The book suggestions are fantastic, notwithstanding an emphasis on obscure older British authors. Hornby abided by the Believer's editors' review rules, one of which was emphasizing only the positive in his selected books, so almost every book listed in the Spree comes recommended. [The book's title comes from Hornby's hilarious send-up of the editorial staff, which he pictures as "twelve rather eerie young men and women, all dressed in white robes and smiling maniacally, like a sort of literary equivalent of the Polyphonic Spree."] I now have a whole lot of book picks that I wouldn't otherwise be aware of, and if that's not enough, the Spree-recommended "So Many Books" (Gabriel Zaid), might pick up where this one left off.
Hornby's KnockOut !!  Feb 1, 2007
OK. I read some other books from this guy and I came to an end: he writes just the way he things. High Fidelity is a great novel ?? Yes. About a boy?? too. Long way down?? Include this on your list. This must be a great guy to chat on a pub and share some Guinesses after work. The report on everything bought against everything actually read is hilarius and, honestly: We allways buy at least two times more books that we end up reading. The selection on what is readble and "trashable" depends on each one, but it is great to read such selections and remarks from a good author.
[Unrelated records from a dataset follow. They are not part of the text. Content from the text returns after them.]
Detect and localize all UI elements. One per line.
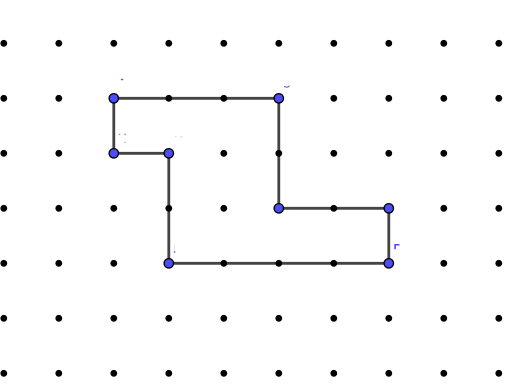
vertex point A — [109, 94, 118, 103]
label remnants near E — [175, 136, 177, 137]
vertex point E — [164, 149, 173, 158]
vertex point G — [384, 259, 393, 268]
label remnants near D — [119, 134, 121, 135]
vertex point B — [274, 94, 283, 103]
vertex point H — [164, 259, 173, 268]
vertex point C — [274, 204, 283, 213]
vertex point F — [384, 204, 393, 213]
label remnant near F — [394, 244, 399, 249]
label remnant near B — [284, 85, 290, 87]
label remnant near A — [121, 79, 123, 80]
polygon outline (wires A-B-C-F-G-H-E-D) — [114, 98, 389, 263]
label remnant near H — [174, 245, 175, 251]
vertex point D — [109, 149, 118, 158]
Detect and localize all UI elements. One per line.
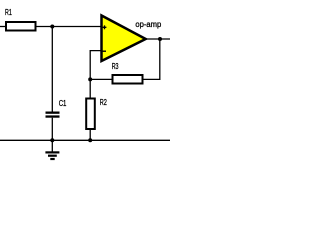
svg-text:op-amp: op-amp bbox=[135, 20, 161, 29]
wire R2 to bus bbox=[89, 130, 91, 141]
wire C1 to ground bus bbox=[51, 118, 53, 141]
resistor R2 bbox=[86, 99, 95, 130]
wire R1 to op-amp non-inverting input bbox=[37, 26, 102, 28]
op-amp minus input marker bbox=[102, 50, 106, 52]
ground bbox=[45, 140, 59, 160]
node junction output bbox=[158, 37, 162, 41]
svg-text:R2: R2 bbox=[100, 98, 107, 107]
wire R3 to output node bbox=[144, 39, 160, 79]
node junction bus-R2 bbox=[88, 138, 92, 142]
capacitor C1 bbox=[46, 112, 60, 114]
node junction top (input node) bbox=[50, 25, 54, 29]
svg-text:R1: R1 bbox=[5, 8, 12, 17]
wire op-amp inverting input bbox=[90, 51, 101, 98]
op-amp plus input marker bbox=[103, 25, 107, 29]
resistor R3 bbox=[113, 75, 143, 84]
wire junction down to C1 bbox=[51, 27, 53, 112]
node junction feedback bbox=[88, 77, 92, 81]
wire ground bus bbox=[0, 139, 170, 141]
op-amp U1 bbox=[102, 16, 146, 62]
resistor R1 bbox=[6, 22, 36, 31]
node junction bus-C1 bbox=[50, 138, 54, 142]
svg-text:C1: C1 bbox=[59, 99, 67, 108]
wire input left to R1 bbox=[0, 26, 6, 28]
wire feedback node to R3 bbox=[90, 78, 112, 80]
svg-text:R3: R3 bbox=[112, 62, 119, 71]
wire op-amp output bbox=[144, 38, 170, 40]
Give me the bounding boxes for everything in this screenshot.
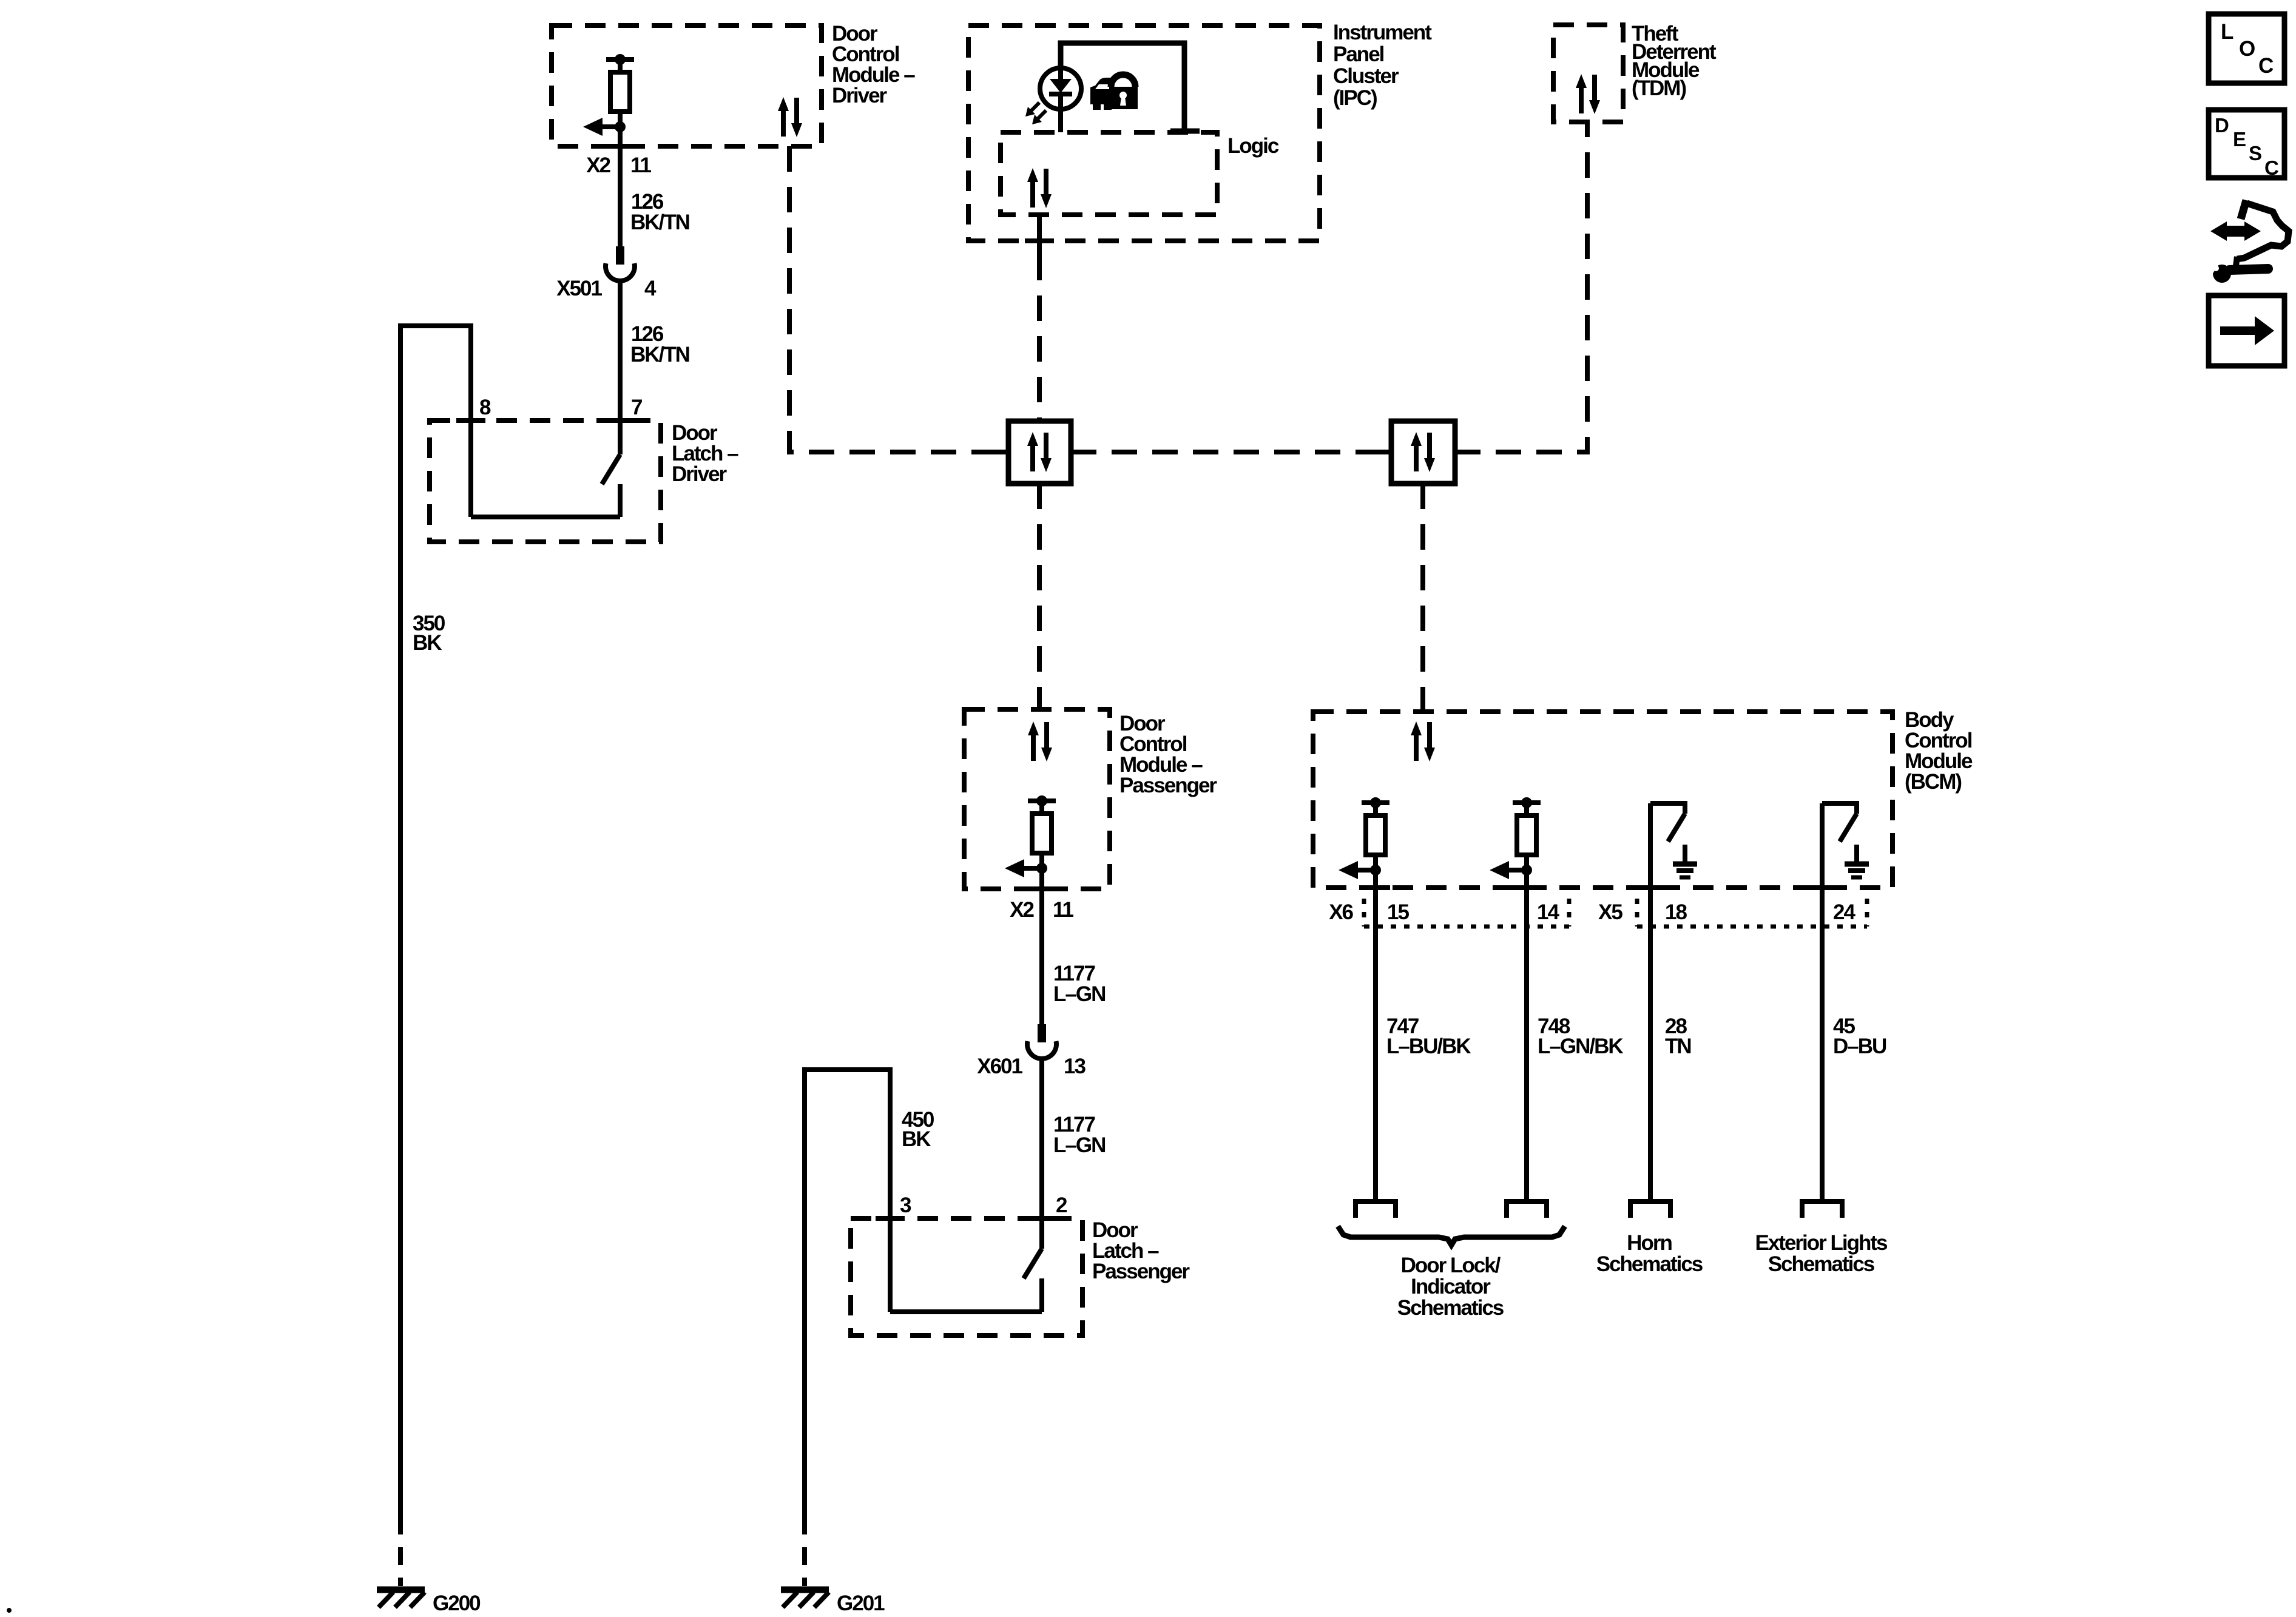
DESC legend box [2209, 110, 2284, 179]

If we could do a magic boxing league with authors instead of art expressions I would bet on Hornby by KO !!!
Delightful  Dec 20, 2006
If you love reading, you'll enjoy Hornby's jaunt through his booklist. I could totally identify with his "books bought" vs. "books read" problem ... I share the same condition. Hornby is a clever, witty writer. This makes a good gift. The only problem -- it made me want to read Believer magazine, the periodical these essays come from, and it's a FREAKING expensive mag!